The important consequence of this practice is that you will stop chasing incremental improvements. You cannot be robust if your model increases a KPI by 1%. With all the statistical significance tests, any small change in the environment will kill your effort.
Excessive testing. Forget the single test / train / validation division. You have to cross-validate your model over all possible combinations. Do you have different users? Divide according to the user ID and do it dozens of times. Does your data change over time? Divide according to timestamp and make sure that each day appears once in the validation group. “Spam” your data with random values or swap values of some features between your data points. And then test on dirty data.
I find it very useful to assume that my models have bugs until proven otherwise.
Two interesting sources on data science and ML testing — Alex Gude’s blog and “Machine Learning with Python, A Test-Driven Approach”.
Don’t build castles on the sand. Decrease the dependence on other untested components. And never build your model on top of another high-risk and not validated component. Even if the developers of that component swear that nothing can happen.
Modular design is an underlying principle of all modern science. It is the direct consequence of the analytical approach. The analytical approach is a process where you break down a big problem into smaller pieces. The analytical approach was a cornerstone of the scientific revolution.

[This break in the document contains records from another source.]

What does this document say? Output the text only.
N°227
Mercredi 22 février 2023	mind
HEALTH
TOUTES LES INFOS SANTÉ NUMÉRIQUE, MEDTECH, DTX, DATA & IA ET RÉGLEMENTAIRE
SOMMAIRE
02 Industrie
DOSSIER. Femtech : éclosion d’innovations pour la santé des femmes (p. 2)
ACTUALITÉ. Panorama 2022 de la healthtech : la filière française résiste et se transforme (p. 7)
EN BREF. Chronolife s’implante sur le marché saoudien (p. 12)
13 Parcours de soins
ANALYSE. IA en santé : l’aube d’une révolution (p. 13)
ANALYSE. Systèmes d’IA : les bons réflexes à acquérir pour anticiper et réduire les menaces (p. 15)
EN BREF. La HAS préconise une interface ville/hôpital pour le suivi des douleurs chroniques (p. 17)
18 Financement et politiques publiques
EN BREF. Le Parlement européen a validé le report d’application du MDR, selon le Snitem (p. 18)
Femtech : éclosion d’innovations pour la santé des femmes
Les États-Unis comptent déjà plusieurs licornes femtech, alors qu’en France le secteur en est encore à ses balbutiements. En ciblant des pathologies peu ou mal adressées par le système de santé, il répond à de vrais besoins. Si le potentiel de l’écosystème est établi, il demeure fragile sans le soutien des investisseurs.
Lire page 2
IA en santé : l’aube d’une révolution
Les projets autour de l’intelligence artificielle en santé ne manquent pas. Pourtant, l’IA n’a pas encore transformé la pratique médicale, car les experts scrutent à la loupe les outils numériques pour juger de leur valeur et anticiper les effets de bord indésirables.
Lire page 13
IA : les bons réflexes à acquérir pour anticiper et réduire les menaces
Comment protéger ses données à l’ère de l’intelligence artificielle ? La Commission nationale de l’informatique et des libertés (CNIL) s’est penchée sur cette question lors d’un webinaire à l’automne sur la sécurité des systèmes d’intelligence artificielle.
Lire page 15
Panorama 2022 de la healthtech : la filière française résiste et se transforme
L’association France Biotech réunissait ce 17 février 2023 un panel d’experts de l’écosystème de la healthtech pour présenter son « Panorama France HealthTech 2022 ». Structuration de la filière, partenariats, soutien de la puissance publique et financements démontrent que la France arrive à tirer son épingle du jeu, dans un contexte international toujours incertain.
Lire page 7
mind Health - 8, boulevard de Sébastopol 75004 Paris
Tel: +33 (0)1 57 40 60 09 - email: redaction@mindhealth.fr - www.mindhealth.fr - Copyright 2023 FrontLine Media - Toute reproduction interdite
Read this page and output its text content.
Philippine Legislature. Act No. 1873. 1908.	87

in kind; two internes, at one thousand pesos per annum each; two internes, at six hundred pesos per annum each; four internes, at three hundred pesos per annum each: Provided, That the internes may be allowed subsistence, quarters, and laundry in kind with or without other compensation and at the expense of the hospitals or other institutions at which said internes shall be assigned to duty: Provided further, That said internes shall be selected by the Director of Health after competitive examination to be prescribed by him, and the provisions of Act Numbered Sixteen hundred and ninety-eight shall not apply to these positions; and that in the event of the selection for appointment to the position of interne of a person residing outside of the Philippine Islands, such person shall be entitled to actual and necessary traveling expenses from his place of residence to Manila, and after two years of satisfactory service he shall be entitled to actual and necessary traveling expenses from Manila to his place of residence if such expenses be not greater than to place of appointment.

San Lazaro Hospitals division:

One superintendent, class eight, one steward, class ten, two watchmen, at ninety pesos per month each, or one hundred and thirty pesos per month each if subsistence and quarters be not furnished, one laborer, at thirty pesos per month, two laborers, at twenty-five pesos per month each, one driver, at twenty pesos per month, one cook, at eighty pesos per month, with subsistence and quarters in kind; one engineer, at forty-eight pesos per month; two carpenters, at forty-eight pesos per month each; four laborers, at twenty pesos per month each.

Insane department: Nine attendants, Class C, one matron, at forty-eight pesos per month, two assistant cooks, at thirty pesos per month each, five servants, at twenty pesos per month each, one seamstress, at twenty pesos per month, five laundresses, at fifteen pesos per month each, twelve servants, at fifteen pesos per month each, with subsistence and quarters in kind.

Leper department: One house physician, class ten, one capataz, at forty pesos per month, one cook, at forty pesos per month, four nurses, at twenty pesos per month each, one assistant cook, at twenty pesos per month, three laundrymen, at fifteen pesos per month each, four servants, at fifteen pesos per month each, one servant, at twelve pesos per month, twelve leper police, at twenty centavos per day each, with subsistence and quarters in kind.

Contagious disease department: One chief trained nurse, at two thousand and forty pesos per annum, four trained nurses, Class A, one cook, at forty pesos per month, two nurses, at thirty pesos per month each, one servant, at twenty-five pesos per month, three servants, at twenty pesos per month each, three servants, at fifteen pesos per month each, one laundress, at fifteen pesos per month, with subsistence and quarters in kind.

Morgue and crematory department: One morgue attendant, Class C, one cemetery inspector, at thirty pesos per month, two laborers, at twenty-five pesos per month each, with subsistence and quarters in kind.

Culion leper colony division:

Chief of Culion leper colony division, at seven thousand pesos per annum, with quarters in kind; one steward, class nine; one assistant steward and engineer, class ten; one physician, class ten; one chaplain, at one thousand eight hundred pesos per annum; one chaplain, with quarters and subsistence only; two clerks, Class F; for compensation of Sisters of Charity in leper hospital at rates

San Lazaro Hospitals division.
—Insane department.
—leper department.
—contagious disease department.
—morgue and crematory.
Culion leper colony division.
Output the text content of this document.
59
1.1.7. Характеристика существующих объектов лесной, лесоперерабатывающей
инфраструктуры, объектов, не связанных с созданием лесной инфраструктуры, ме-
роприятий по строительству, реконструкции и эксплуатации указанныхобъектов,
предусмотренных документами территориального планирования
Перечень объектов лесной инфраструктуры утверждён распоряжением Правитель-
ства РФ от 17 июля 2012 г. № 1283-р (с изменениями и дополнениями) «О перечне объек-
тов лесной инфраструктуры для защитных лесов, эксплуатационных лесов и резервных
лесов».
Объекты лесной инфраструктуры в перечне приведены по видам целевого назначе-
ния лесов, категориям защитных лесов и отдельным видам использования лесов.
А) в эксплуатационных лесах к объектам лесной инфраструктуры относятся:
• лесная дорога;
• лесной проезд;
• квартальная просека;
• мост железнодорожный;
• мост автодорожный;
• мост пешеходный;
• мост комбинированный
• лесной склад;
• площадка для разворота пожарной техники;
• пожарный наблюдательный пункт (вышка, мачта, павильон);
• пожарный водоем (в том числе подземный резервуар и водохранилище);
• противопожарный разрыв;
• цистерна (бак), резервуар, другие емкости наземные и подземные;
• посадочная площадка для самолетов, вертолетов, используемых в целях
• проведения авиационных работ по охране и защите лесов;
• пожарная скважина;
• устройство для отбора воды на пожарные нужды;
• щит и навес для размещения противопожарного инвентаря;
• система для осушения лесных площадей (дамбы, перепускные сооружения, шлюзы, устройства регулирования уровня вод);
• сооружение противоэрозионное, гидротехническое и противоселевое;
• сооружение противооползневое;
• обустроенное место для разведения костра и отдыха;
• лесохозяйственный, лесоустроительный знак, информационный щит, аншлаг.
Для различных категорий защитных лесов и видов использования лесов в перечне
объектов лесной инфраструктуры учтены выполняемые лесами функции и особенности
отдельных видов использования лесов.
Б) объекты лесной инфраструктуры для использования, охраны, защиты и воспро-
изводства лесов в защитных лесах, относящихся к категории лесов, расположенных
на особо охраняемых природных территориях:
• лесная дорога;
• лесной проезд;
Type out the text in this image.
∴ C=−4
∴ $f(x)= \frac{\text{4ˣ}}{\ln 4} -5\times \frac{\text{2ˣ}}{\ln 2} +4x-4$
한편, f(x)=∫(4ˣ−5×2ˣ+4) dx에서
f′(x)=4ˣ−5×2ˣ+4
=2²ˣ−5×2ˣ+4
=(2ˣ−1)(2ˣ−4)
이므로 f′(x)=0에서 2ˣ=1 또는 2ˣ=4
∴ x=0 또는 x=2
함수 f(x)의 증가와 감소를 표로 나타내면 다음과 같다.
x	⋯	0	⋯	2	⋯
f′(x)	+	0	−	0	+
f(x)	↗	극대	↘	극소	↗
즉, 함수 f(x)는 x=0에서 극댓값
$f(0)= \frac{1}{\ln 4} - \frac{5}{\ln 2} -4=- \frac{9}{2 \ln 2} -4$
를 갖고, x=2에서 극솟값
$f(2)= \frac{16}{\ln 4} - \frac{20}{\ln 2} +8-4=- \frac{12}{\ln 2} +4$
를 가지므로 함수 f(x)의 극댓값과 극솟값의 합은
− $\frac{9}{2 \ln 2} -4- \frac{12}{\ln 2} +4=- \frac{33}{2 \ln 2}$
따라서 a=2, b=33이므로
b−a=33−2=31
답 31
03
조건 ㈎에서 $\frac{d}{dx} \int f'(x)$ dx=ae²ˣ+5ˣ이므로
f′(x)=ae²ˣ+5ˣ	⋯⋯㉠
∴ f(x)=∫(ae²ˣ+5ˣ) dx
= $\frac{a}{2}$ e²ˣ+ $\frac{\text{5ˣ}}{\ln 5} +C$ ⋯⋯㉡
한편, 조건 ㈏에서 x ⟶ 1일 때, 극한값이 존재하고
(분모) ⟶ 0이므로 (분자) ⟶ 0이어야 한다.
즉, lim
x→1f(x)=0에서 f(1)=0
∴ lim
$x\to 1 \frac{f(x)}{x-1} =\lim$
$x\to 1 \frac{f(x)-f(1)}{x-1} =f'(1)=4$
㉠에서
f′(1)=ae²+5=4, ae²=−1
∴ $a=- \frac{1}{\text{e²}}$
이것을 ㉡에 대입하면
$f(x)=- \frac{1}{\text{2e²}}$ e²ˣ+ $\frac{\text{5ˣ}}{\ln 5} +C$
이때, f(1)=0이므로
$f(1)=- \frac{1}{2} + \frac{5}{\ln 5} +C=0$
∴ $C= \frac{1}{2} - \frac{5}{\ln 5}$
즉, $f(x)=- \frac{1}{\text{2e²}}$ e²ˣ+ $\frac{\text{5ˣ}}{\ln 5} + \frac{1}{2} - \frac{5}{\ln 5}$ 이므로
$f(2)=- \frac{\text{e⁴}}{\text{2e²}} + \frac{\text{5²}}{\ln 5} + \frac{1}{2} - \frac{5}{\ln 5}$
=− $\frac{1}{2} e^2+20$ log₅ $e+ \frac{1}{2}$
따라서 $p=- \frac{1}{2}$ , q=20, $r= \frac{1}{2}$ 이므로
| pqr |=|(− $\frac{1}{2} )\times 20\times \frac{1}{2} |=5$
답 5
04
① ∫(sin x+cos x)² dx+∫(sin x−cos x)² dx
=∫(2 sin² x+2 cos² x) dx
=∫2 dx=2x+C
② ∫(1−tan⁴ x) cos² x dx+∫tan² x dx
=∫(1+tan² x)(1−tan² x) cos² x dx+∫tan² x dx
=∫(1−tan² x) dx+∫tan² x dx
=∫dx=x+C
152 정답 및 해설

The smaller your problem is, the better. And “the better” here is not nice to have. It is a must. It will save a lot of time, effort, and money. When a problem is small, well defined, and not accompanied by tons of assumptions, the solution is accurate and easy to test.
Most data scientists are familiar with modularity in the context of software design. But even the best programmers, whose python code is crystal clear, often fail to apply the modularity to data science itself.
The failure is easy to justify. Modular design requires a method to combine several smaller models into a big one. There exists no such method for machine learning.
But there are practical guidelines that that I find useful:
- Transfer learning. Transfer learning simplifies employing existing solutions. You can think of it as dividing your problem into two parts. The first part creates a low dimensional feature representation. The second part directly optimizes the relevant KPI.
- Open-source. Use out-of-the-box open-source solutions whenever possible. It makes your code modular by definition.
- Forget being optimal. It is tempting to build from scratch a system optimized for your needs instead of adapting an existing solution. But it is justified only when you can prove that your system significantly outperforms the existing one.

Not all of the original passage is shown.